Google regala un año de su plan de inteligencia artificial, pero solo a un grupo muy específico de estudiantes
La empresa activó una promoción por doce meses para universitarios mayores de 18 años. Incluye acceso a modelos Gemini avanzados, generación de video y 400 GB en la nube. Hay que estar atento a la fecha de vencimiento.
Tengo que ser honesta: cuando me llegó la información sobre esta promoción de Google, lo primero que pensé fue en aquel amigo que sobrevivió a la facultad imprimiendo apuntes en un cyber de barrio. La compañía acaba de lanzar una oferta que cambia bastante las cosas para cualquier estudiante universitario que viva pegado al celular o a la notebook. Se trata de un año gratis del plan Google AI Plus, que en condiciones normales cuesta 59,88 dólares al año. Es una cifra que, al cambio actual, duele en cualquier bolsillo, más todavía si estamos hablando de alguien que está cursando una carrera.
Qué trae el paquete y qué se puede hacer con él
Lo que se obtiene a cambio de hacer unos cuantos clics no es poco. El plan incluye acceso prioritario a los modelos Gemini más avanzados, que son básicamente los cerebros de inteligencia artificial que Google viene desarrollando. También suma la herramienta Deep Research, pensada para investigar a fondo sobre un tema sin tener que abrir veinte pestañas a la vez. A eso se le agrega NotebookLM, un cuaderno digital que permite cargar todo tipo de materiales y, en su versión potenciada, hasta imágenes en vivo mediante una función que llaman Live. Y como si fuera poco, viene con Gemini Omni, un modelo orientado a generar videos con inteligencia artificial, algo que hasta hace poco parecía ciencia ficción.
A todo eso se suman 400 GB de almacenamiento repartidos entre Drive, Gmail y Google Fotos, que es como pasar de tener un placard chico a un ropero entero para guardar archivos. El propio usuario decide cómo distribuir esa memoria según lo que más le sirva: apuntes, fotos, videos de clase, mails viejos.
Cómo se accede y por qué no es para todos
Acá viene la trampa, si se quiere llamar así. La oferta no se activa sola ni está abierta a cualquier persona con un correo de Gmail.

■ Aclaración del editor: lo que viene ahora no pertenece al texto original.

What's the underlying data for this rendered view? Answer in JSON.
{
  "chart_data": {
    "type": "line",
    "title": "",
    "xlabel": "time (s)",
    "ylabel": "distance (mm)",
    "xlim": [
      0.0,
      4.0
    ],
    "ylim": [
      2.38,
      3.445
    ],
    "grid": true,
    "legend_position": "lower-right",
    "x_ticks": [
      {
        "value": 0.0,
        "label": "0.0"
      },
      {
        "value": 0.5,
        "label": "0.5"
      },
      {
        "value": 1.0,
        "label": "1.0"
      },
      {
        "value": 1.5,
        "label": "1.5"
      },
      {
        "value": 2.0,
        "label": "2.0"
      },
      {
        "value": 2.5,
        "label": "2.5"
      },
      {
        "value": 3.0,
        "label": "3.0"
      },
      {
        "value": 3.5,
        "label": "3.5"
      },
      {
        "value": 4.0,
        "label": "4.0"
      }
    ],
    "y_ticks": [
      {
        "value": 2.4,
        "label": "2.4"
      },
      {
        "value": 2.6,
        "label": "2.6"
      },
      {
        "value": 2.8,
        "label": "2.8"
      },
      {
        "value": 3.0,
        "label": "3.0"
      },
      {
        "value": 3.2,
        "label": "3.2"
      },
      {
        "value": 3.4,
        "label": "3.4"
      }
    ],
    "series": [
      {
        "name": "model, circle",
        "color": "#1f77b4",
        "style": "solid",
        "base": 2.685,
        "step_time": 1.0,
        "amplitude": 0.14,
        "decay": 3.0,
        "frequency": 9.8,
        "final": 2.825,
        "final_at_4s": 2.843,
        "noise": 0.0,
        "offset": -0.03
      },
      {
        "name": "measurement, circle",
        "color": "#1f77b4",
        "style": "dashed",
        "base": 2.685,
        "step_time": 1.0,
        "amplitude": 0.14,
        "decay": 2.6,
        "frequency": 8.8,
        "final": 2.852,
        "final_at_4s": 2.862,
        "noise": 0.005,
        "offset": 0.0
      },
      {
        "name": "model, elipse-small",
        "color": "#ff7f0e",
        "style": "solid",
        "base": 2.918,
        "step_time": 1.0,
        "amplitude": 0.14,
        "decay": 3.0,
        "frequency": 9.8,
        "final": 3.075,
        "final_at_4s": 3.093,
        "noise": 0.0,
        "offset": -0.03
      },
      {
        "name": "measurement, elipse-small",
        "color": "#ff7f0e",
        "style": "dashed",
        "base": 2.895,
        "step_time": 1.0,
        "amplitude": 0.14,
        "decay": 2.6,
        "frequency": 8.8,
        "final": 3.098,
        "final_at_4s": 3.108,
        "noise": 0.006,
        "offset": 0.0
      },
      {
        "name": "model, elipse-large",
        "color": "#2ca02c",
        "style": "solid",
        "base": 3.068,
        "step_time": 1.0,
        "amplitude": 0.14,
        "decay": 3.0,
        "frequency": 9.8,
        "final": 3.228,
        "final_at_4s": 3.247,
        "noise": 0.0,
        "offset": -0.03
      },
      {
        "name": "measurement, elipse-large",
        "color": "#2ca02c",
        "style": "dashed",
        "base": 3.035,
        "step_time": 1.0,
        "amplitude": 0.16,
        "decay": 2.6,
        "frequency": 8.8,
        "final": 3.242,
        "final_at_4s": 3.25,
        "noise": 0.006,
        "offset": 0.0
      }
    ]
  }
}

Para entrar hay que ser mayor de 18 años, estar inscripto en una universidad que forme parte del programa y tener una cuenta personal de Google con un método de pago válido cargado. Las cuentas institucionales que entregan las facultades no sirven para pedir el beneficio.
El trámite empieza en el sitio oficial de la promoción. Ahí se completa un formulario con el nombre de la universidad y los datos personales, siempre desde el correo personal y no desde el del campus. Después entra en escena SheerID, una plataforma externa que se encarga de verificar que el solicitante sea efectivamente estudiante. En algunos casos pide las credenciales universitarias y hasta un comprobante de matrícula en formato digital. Superada esa instancia, el último paso es elegir la opción Oferta para estudiantes dentro de la pantalla de suscripción. Sencillo, aunque no instantáneo.
La letra chica que nadie quiere leer
Hablé con Milena, una becaria de redacción que está terminando la licenciatura en Comunicación, y me dijo algo que me pareció clave: "Yo soy de las que se olvida hasta de pagar la factura de la luz, así que si me regalan algo por un año, sé que a los once meses voy a estar debiendo plata". El planteo no es menor, porque la suscripción se renueva sola al cumplirse los doce meses. Es decir: si nadie la cancela antes, el cargo anual empieza a correr de manera automática contra el método de pago registrado. La recomendación, entonces, es anotarse en el calendario el mes previo al vencimiento y desactivar la renovación en caso de no querer seguir con el plan.
¿Y eso para qué sirve? Para un estudiante que escribe trabajos finales, que investiga de manera permanente o que necesita ordenar volúmenes enormes de material en un solo lugar, el paquete representa un ahorro concreto y una caja de herramientas que antes estaba reservada a empresas con presupuesto. La contracara es que, como le insistí a Milena en nuestra charla, cualquier beneficio gratis con renovación automática exige una atención mínima. Saber qué pagás, cuándo lo pagás y cómo dar de baja el cargo es tan importante como saber aprovechar lo que te ofrecen.